Pour Schütz, Gabrieli constitue un modèle pour avoir adapté la forme concertante à la musique religieuse, libérant les instruments de leur subordination aux voix et leur accordant de plus larges plages d’expression. Schütz s’inscrit donc dans le mouvement de la nuove musiche en expérimentant de nouveaux effets sonores afin d’enrichir le nuancier des combinaisons vocales et instrumentales.

Il reconnaît cependant que, depuis la disparition de Gabrieli, l’écriture musicale s’est profondément transformée. Abandonnant les modes ecclésiastiques traditionnels, elle cherche désormais modernem Geschmack durch einen neuartigen Kitzel zu gefallen (à plaire avec une saveur plus moderne chatouillant d’une façon nouvelle). Sa manière d’évoquer la seconda pratica en termes gustatifs et sensoriels est particulièrement caractéristique de l’approche physique de la musique telle que René Descartes (1596-1650) la développera lui-même dans son Traité de l’Homme (1664).

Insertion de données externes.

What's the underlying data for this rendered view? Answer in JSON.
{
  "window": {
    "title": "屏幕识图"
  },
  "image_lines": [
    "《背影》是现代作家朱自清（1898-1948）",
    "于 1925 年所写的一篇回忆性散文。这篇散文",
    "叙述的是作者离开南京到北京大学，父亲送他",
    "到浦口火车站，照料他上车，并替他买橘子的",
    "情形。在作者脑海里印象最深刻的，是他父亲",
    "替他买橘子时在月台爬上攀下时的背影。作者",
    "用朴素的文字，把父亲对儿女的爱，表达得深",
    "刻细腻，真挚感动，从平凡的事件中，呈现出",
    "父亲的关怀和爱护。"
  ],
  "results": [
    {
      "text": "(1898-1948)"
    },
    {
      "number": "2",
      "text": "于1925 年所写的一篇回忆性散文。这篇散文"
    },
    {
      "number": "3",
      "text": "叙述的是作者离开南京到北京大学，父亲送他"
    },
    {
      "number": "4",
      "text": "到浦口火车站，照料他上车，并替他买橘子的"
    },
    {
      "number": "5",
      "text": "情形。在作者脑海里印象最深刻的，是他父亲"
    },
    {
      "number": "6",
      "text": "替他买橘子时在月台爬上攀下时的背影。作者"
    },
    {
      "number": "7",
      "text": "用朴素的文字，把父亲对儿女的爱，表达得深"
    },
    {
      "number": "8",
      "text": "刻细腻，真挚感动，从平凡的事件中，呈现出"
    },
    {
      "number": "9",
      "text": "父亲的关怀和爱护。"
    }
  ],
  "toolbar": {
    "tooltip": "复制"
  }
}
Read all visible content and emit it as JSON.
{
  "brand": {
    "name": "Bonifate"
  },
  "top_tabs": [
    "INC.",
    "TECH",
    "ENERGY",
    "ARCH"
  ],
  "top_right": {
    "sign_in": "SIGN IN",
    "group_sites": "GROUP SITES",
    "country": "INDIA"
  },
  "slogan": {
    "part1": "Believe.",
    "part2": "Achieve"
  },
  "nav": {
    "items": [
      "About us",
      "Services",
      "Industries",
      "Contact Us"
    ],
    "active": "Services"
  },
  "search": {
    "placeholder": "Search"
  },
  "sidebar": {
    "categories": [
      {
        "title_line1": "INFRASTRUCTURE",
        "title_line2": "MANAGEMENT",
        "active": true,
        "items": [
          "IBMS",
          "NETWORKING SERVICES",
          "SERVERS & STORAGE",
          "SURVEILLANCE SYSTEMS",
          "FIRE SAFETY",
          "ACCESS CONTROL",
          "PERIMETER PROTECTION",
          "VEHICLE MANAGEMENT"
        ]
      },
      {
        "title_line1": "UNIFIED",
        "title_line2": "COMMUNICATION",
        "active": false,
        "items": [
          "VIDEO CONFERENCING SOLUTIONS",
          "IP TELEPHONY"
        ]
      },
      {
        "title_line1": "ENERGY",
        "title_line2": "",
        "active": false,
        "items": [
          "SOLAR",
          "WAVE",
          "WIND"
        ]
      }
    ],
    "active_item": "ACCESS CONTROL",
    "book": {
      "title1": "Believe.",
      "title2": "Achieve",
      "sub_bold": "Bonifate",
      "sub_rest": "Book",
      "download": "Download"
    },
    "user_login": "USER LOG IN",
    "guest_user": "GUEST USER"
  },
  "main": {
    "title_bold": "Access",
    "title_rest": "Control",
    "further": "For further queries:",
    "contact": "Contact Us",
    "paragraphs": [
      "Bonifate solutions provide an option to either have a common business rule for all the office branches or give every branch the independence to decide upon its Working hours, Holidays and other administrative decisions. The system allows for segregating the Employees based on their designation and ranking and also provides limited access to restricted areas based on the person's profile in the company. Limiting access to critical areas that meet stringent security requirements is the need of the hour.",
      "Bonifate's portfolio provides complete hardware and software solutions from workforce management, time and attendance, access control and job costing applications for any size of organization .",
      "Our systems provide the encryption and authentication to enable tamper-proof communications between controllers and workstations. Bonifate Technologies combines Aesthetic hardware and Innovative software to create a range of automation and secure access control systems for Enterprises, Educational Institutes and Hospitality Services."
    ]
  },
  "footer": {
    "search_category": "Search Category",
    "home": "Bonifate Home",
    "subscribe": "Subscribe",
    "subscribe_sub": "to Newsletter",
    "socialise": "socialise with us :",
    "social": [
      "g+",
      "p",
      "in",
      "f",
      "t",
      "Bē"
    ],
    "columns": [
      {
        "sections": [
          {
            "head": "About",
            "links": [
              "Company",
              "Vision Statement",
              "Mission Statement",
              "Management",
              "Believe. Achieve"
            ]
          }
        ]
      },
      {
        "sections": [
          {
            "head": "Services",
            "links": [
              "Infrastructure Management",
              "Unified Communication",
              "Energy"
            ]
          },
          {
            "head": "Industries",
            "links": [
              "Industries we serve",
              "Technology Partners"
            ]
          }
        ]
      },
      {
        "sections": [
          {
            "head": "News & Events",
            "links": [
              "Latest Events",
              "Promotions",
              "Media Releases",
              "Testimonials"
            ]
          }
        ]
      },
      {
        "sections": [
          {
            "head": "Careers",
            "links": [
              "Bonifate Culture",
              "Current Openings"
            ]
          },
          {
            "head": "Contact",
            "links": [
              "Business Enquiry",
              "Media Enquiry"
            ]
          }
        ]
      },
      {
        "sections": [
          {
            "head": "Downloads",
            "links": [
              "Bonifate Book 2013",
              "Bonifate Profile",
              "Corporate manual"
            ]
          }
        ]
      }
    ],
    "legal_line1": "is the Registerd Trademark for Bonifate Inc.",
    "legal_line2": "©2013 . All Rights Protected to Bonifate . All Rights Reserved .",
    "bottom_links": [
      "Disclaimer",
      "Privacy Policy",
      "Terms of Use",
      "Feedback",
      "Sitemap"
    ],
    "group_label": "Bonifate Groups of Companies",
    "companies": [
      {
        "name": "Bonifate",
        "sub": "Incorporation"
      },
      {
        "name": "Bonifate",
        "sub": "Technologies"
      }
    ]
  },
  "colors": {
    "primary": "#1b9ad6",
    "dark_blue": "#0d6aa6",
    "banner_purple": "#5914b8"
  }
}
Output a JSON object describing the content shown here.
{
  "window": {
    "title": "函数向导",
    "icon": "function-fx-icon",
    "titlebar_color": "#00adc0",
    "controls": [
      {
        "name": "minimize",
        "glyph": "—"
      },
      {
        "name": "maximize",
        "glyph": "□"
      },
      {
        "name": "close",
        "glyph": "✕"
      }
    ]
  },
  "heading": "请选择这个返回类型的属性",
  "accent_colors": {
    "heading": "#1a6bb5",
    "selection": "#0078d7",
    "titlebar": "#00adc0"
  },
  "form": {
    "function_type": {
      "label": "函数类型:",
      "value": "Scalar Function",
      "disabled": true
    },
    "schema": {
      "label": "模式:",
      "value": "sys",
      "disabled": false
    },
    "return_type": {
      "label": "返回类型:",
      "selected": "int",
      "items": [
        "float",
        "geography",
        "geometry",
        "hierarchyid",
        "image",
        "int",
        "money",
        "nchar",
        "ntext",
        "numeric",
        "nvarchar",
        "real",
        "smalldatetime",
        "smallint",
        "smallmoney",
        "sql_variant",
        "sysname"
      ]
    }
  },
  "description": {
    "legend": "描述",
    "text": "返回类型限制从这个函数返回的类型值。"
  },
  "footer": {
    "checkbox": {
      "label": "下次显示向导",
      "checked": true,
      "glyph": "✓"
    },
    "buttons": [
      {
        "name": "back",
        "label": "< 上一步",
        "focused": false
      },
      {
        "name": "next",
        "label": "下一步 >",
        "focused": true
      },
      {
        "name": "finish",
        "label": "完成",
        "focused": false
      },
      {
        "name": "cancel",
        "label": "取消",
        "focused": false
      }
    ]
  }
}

Dans cet ouvrage, le philosophe français utilisera précisément le même terme de « chatouillement » pour évoquer l’effet des sons sur les sens. La musique abandonne donc la recherche de l’harmonie cosmique (prima pratica) pour devenir un langage propre à susciter l’émotion par l’agitation des sens (seconda pratica).

Schütz dédie son ouvrage à un jeune garçon de seize ans, le fils aîné et futur successeur de son protecteur, Johann-Georg I (1585-1656). Il se présente comme son Begleiter durch die gar lieblichen Gefilde der Musik (accompagnateur dans la traversée du plaisant royaume de la musique). Ce garçon, aux talents artistiques précoces, était donc probablement l’un de ses élèves. Il lui dédie ce recueil de « musique moderne » en hommage à son rang, mais aussi en remerciement du financement de son voyage vénitien. Il espère que ses compositions soient reconnues comme exceptionnelles (Aussergewöhnlich) et sehr hübsch (très belles) so dass ich es zum Geschenk machen könnte (pour qu’elles puissent faire office de cadeau).

Lorsqu’il tentera de classer ses œuvres, Schütz apportera à ce premier recueil l’indication suivante : Opus Ecclesiasticum Secundum (Opus 2 des œuvres religieuses). Mais quel est alors le mystérieux Opus Primum ? Schütz ne l’a pas précisé, nous abandonnant à la conjecture. Pour les uns, il s’agirait des Cantiones sacrae (1625), l’autre recueil mettant en musique des textes en latin. Pour d’autres, il ferait référence aux Psalmen Davids (1619) parce qu’ils puisent principalement à la même source biblique, celle des Psaumes. Son biographe, Martin Gregor-Dellin ose une autre hypothèse. Les Cantiones sacrae et les Symphoniae sacrae pourraient avoir été conçues comme des pièces à caractère œcuménique, destinées tant aux offices luthériens (qui n’avaient pas interdit le latin) qu’aux vêpres catholiques (pour lesquelles le latin constituait la langue obligée). Une lettre, datée de 1633, adressée par Friedrich Lebzelter au roi Christian IV du Danemark n’indique-telle pas que le compositeur est apprécié par de nombreux princes, quelle que soit la religion qu’ils pratiquent ?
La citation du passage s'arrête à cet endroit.